On the eve of her first steps into adulthood, “Uncle Dan” had reached out in his own way to let her know the truth.
A few days after leaving the boat in Kenai, Fiocla turned 17. Before the year was out, she was married to her first boyfriend, Philip, in a ceremony officiated by the Rev. Paul Shadura at the Russian Orthodox Church.
Philip, the son of a Caucasian father and a half-Russian, half-Athabascan mother, had been born in Kenai in 1912. He fished commercially in the summers and trapped in the winters. By the time the Wilson family had grown to six children in 1949, he also had an airplane, a single-engine Piper PA-12 Super Cruiser, which he used occasionally to fly out men on hunting trips.
One of Fiocla’s favorite times of year occurred when the family ventured down to their setnet site below Wildwood.
“I enjoyed that, taking the kids out on the beach,” she said. “Living in tents. It was just like a vacation for my children. They really enjoyed that.”
Fiocla smiled as she remembered the work involved in commercial fishing. “I liked picking fish. I used to think that was fun. I used to see how many I could carry. I could have 10 fish, you know — you put your fingers in their mouth and carry ’em like that.”
As she explained, she held out both hands, palms up, fingers and thumbs curled like hooks.
“And I used to run to (Philip’s) dory to put the fish in.”
From the dory, the fish went to a scow, and then on to a tender that carried them to the Libby, McNeil and Libby cannery across the wide river mouth. She said that when they began fishing in 1934, a single sockeye salmon fetched 7 cents, while a single chinook fetched a dollar. At the Kenai Commercial store at the same time, a pound of butter cost 25 cents.
Fiocla and her family fished the site until the early 1960s, when Philip decided to sell the place and buy a drift boat, which he named the Kenai.

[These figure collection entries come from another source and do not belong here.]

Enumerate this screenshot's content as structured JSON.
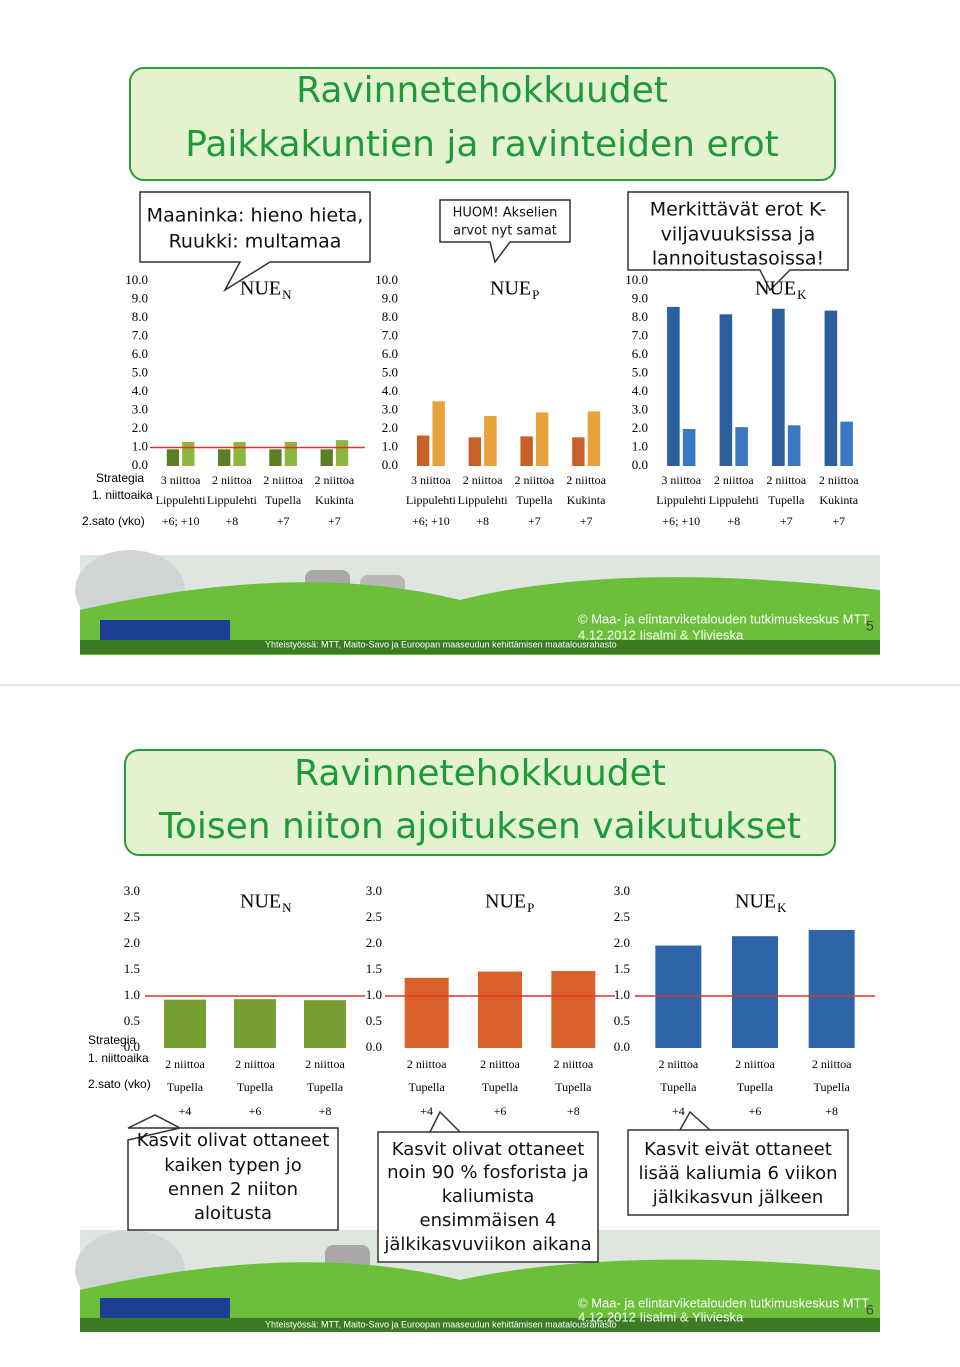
{
  "slides": [
    {
      "title": [
        "Ravinnetehokkuudet",
        "Paikkakuntien ja ravinteiden erot"
      ],
      "callouts": [
        [
          "Maaninka: hieno hieta,",
          "Ruukki: multamaa"
        ],
        [
          "HUOM! Akselien",
          "arvot nyt samat"
        ],
        [
          "Merkittävät erot K-",
          "viljavuuksissa ja",
          "lannoitustasoissa!"
        ]
      ],
      "row_labels": [
        "Strategia",
        "1. niittoaika",
        "2.sato (vko)"
      ],
      "partner_line": "Yhteistyössä: MTT, Maito-Savo ja Euroopan maaseudun kehittämisen maatalousrahasto",
      "copyright": "© Maa- ja elintarviketalouden tutkimuskeskus MTT",
      "date_place": "4.12.2012 Iisalmi & Ylivieska",
      "page": 5
    },
    {
      "title": [
        "Ravinnetehokkuudet",
        "Toisen niiton ajoituksen vaikutukset"
      ],
      "callouts": [
        [
          "Kasvit olivat ottaneet",
          "kaiken typen jo",
          "ennen 2 niiton",
          "aloitusta"
        ],
        [
          "Kasvit olivat ottaneet",
          "noin 90 % fosforista ja",
          "kaliumista",
          "ensimmäisen 4",
          "jälkikasvuviikon aikana"
        ],
        [
          "Kasvit eivät ottaneet",
          "lisää kaliumia 6 viikon",
          "jälkikasvun jälkeen"
        ]
      ],
      "row_labels": [
        "Strategia",
        "1. niittoaika",
        "2.sato (vko)"
      ],
      "partner_line": "Yhteistyössä: MTT, Maito-Savo ja Euroopan maaseudun kehittämisen maatalousrahasto",
      "copyright": "© Maa- ja elintarviketalouden tutkimuskeskus MTT",
      "date_place": "4.12.2012 Iisalmi & Ylivieska",
      "page": 6
    }
  ],
  "chart_data": [
    {
      "type": "bar",
      "title": "NUE",
      "title_sub": "N",
      "categories": [
        "3 niittoa",
        "2 niittoa",
        "2 niittoa",
        "2 niittoa"
      ],
      "categories_2": [
        "Lippulehti",
        "Lippulehti",
        "Tupella",
        "Kukinta"
      ],
      "categories_3": [
        "+6; +10",
        "+8",
        "+7",
        "+7"
      ],
      "series": [
        {
          "color": "#5b7d24",
          "values": [
            0.9,
            0.9,
            0.9,
            0.9
          ]
        },
        {
          "color": "#8cb63c",
          "values": [
            1.3,
            1.3,
            1.3,
            1.4
          ]
        }
      ],
      "ylim": [
        0,
        10
      ],
      "yticks": [
        {
          "value": 0,
          "label": "0.0"
        },
        {
          "value": 1,
          "label": "1.0"
        },
        {
          "value": 2,
          "label": "2.0"
        },
        {
          "value": 3,
          "label": "3.0"
        },
        {
          "value": 4,
          "label": "4.0"
        },
        {
          "value": 5,
          "label": "5.0"
        },
        {
          "value": 6,
          "label": "6.0"
        },
        {
          "value": 7,
          "label": "7.0"
        },
        {
          "value": 8,
          "label": "8.0"
        },
        {
          "value": 9,
          "label": "9.0"
        },
        {
          "value": 10,
          "label": "10.0"
        }
      ],
      "reference_line": 1
    },
    {
      "type": "bar",
      "title": "NUE",
      "title_sub": "P",
      "categories": [
        "3 niittoa",
        "2 niittoa",
        "2 niittoa",
        "2 niittoa"
      ],
      "categories_2": [
        "Lippulehti",
        "Lippulehti",
        "Tupella",
        "Kukinta"
      ],
      "categories_3": [
        "+6; +10",
        "+8",
        "+7",
        "+7"
      ],
      "series": [
        {
          "color": "#c8602a",
          "values": [
            1.65,
            1.55,
            1.6,
            1.55
          ]
        },
        {
          "color": "#e9a23b",
          "values": [
            3.5,
            2.7,
            2.9,
            2.95
          ]
        }
      ],
      "ylim": [
        0,
        10
      ],
      "yticks": [
        {
          "value": 0,
          "label": "0.0"
        },
        {
          "value": 1,
          "label": "1.0"
        },
        {
          "value": 2,
          "label": "2.0"
        },
        {
          "value": 3,
          "label": "3.0"
        },
        {
          "value": 4,
          "label": "4.0"
        },
        {
          "value": 5,
          "label": "5.0"
        },
        {
          "value": 6,
          "label": "6.0"
        },
        {
          "value": 7,
          "label": "7.0"
        },
        {
          "value": 8,
          "label": "8.0"
        },
        {
          "value": 9,
          "label": "9.0"
        },
        {
          "value": 10,
          "label": "10.0"
        }
      ]
    },
    {
      "type": "bar",
      "title": "NUE",
      "title_sub": "K",
      "categories": [
        "3 niittoa",
        "2 niittoa",
        "2 niittoa",
        "2 niittoa"
      ],
      "categories_2": [
        "Lippulehti",
        "Lippulehti",
        "Tupella",
        "Kukinta"
      ],
      "categories_3": [
        "+6; +10",
        "+8",
        "+7",
        "+7"
      ],
      "series": [
        {
          "color": "#2c5f9e",
          "values": [
            8.6,
            8.2,
            8.5,
            8.4
          ]
        },
        {
          "color": "#3a78c2",
          "values": [
            2.0,
            2.1,
            2.2,
            2.4
          ]
        }
      ],
      "ylim": [
        0,
        10
      ],
      "yticks": [
        {
          "value": 0,
          "label": "0.0"
        },
        {
          "value": 1,
          "label": "1.0"
        },
        {
          "value": 2,
          "label": "2.0"
        },
        {
          "value": 3,
          "label": "3.0"
        },
        {
          "value": 4,
          "label": "4.0"
        },
        {
          "value": 5,
          "label": "5.0"
        },
        {
          "value": 6,
          "label": "6.0"
        },
        {
          "value": 7,
          "label": "7.0"
        },
        {
          "value": 8,
          "label": "8.0"
        },
        {
          "value": 9,
          "label": "9.0"
        },
        {
          "value": 10,
          "label": "10.0"
        }
      ]
    },
    {
      "type": "bar",
      "title": "NUE",
      "title_sub": "N",
      "categories": [
        "2 niittoa",
        "2 niittoa",
        "2 niittoa"
      ],
      "categories_2": [
        "Tupella",
        "Tupella",
        "Tupella"
      ],
      "categories_3": [
        "+4",
        "+6",
        "+8"
      ],
      "series": [
        {
          "color": "#77a033",
          "values": [
            0.93,
            0.94,
            0.92
          ]
        }
      ],
      "ylim": [
        0,
        3
      ],
      "yticks": [
        {
          "value": 0,
          "label": "0.0"
        },
        {
          "value": 0.5,
          "label": "0.5"
        },
        {
          "value": 1,
          "label": "1.0"
        },
        {
          "value": 1.5,
          "label": "1.5"
        },
        {
          "value": 2,
          "label": "2.0"
        },
        {
          "value": 2.5,
          "label": "2.5"
        },
        {
          "value": 3,
          "label": "3.0"
        }
      ],
      "reference_line": 1
    },
    {
      "type": "bar",
      "title": "NUE",
      "title_sub": "P",
      "categories": [
        "2 niittoa",
        "2 niittoa",
        "2 niittoa"
      ],
      "categories_2": [
        "Tupella",
        "Tupella",
        "Tupella"
      ],
      "categories_3": [
        "+4",
        "+6",
        "+8"
      ],
      "series": [
        {
          "color": "#d9622b",
          "values": [
            1.35,
            1.47,
            1.48
          ]
        }
      ],
      "ylim": [
        0,
        3
      ],
      "yticks": [
        {
          "value": 0,
          "label": "0.0"
        },
        {
          "value": 0.5,
          "label": "0.5"
        },
        {
          "value": 1,
          "label": "1.0"
        },
        {
          "value": 1.5,
          "label": "1.5"
        },
        {
          "value": 2,
          "label": "2.0"
        },
        {
          "value": 2.5,
          "label": "2.5"
        },
        {
          "value": 3,
          "label": "3.0"
        }
      ],
      "reference_line": 1
    },
    {
      "type": "bar",
      "title": "NUE",
      "title_sub": "K",
      "categories": [
        "2 niittoa",
        "2 niittoa",
        "2 niittoa"
      ],
      "categories_2": [
        "Tupella",
        "Tupella",
        "Tupella"
      ],
      "categories_3": [
        "+4",
        "+6",
        "+8"
      ],
      "series": [
        {
          "color": "#2e64a8",
          "values": [
            1.97,
            2.15,
            2.27
          ]
        }
      ],
      "ylim": [
        0,
        3
      ],
      "yticks": [
        {
          "value": 0,
          "label": "0.0"
        },
        {
          "value": 0.5,
          "label": "0.5"
        },
        {
          "value": 1,
          "label": "1.0"
        },
        {
          "value": 1.5,
          "label": "1.5"
        },
        {
          "value": 2,
          "label": "2.0"
        },
        {
          "value": 2.5,
          "label": "2.5"
        },
        {
          "value": 3,
          "label": "3.0"
        }
      ],
      "reference_line": 1
    }
  ]
}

In her home today, Fiocla has a Jim Evenson painting of Philip’s plane on skis in the winter, and another painting, by one of her daughters, depicting Philip’s boat on choppy water, with the Kenai bluffs stark in the background.
Philip, who suffered from diabetes, died in 1975. Several years later, Fiocla moved into the home that she still maintains by herself, although one of her daughters lives right next door. She keeps busy with her large family — including 16 grandchildren, 16 great-grandchildren, and several great-great-grandchildren — and as a member of both the Kenaitze tribe and the Kenai Bible Chapel.
These days, the moose are more plentiful in Kenai. Some of them even wander into the neighborhood.